A tuft of dog hair in the tree? No, the tangle is walking, hair a-tremble.
A closer look: legs, head, and puckered skin dotted with hair-nozzles.
These photos are old — from a few weeks ago — not not so old that the 1980s might serve as an excuse. Instead, these waxy locks are mouth-gumming defenses, reminiscent of my favorite aphid (oh the choice was hard), the boogie-woogie beech blight aphid. This is no aphid, though, nor a caterpillar, but a sawfly larva, the leaf-chewing life stage of Eriocampa juglandis, the “Butternut Woollyworm.”
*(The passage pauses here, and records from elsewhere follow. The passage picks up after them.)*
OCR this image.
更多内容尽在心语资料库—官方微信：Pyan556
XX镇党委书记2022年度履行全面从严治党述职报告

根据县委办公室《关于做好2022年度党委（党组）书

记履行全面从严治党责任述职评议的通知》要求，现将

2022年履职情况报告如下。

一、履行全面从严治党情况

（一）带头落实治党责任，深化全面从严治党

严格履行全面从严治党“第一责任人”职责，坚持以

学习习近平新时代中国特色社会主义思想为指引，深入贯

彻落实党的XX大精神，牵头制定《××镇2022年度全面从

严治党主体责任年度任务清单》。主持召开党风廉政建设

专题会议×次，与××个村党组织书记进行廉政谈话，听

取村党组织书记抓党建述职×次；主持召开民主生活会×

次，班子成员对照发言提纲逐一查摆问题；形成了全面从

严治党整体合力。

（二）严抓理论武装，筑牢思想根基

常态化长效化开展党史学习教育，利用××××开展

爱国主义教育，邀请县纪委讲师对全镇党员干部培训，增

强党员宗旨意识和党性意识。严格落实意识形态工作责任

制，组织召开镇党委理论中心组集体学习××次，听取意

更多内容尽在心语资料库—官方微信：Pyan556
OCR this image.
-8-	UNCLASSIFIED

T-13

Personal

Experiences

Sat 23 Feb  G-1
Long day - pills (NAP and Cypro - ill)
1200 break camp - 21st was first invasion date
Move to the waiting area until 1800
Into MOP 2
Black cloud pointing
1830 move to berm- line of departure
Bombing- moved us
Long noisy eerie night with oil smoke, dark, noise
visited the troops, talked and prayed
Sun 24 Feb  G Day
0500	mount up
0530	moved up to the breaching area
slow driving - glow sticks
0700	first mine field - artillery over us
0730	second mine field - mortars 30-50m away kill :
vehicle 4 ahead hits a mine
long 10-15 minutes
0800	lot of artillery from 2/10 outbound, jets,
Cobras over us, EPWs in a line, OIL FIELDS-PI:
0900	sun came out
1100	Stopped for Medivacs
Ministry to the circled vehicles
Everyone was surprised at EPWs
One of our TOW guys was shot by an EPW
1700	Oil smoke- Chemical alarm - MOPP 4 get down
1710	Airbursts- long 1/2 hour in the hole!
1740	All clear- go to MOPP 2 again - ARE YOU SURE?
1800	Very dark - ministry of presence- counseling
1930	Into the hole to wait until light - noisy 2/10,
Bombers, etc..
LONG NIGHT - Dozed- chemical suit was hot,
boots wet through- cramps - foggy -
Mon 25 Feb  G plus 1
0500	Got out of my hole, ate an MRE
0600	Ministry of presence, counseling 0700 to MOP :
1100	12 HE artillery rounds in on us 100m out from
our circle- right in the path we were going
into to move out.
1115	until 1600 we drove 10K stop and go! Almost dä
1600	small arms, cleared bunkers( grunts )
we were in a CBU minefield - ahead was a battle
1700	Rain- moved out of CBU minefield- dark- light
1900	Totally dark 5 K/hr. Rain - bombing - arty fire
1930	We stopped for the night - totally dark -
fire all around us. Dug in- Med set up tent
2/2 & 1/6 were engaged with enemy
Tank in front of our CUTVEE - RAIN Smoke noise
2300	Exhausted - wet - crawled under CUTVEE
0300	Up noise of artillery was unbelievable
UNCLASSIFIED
Sawflies are wasps, not flies (Symphyta, within the Hymenoptera, for those playing ento-bingo). The “saw” in their name comes from the serrated ovipositors that the females use to lay their eggs inside plants. Eriocampa females oviposit in the midrib vein of the leaf, using the blades on the tips of their abdomens to pierce the plant and nestle sawflies-to-be in a bed of food. After an egg-laying female is done, the midrib looks like an evenly-stitched hem, punctured by two dozen or more regularly-spaced holes.
The young sawflies chew holes in leaves, often working in teams lined at leaf margins. Only when they reach their older years, after several molts, do the larvae grow their fabulous hair-dos.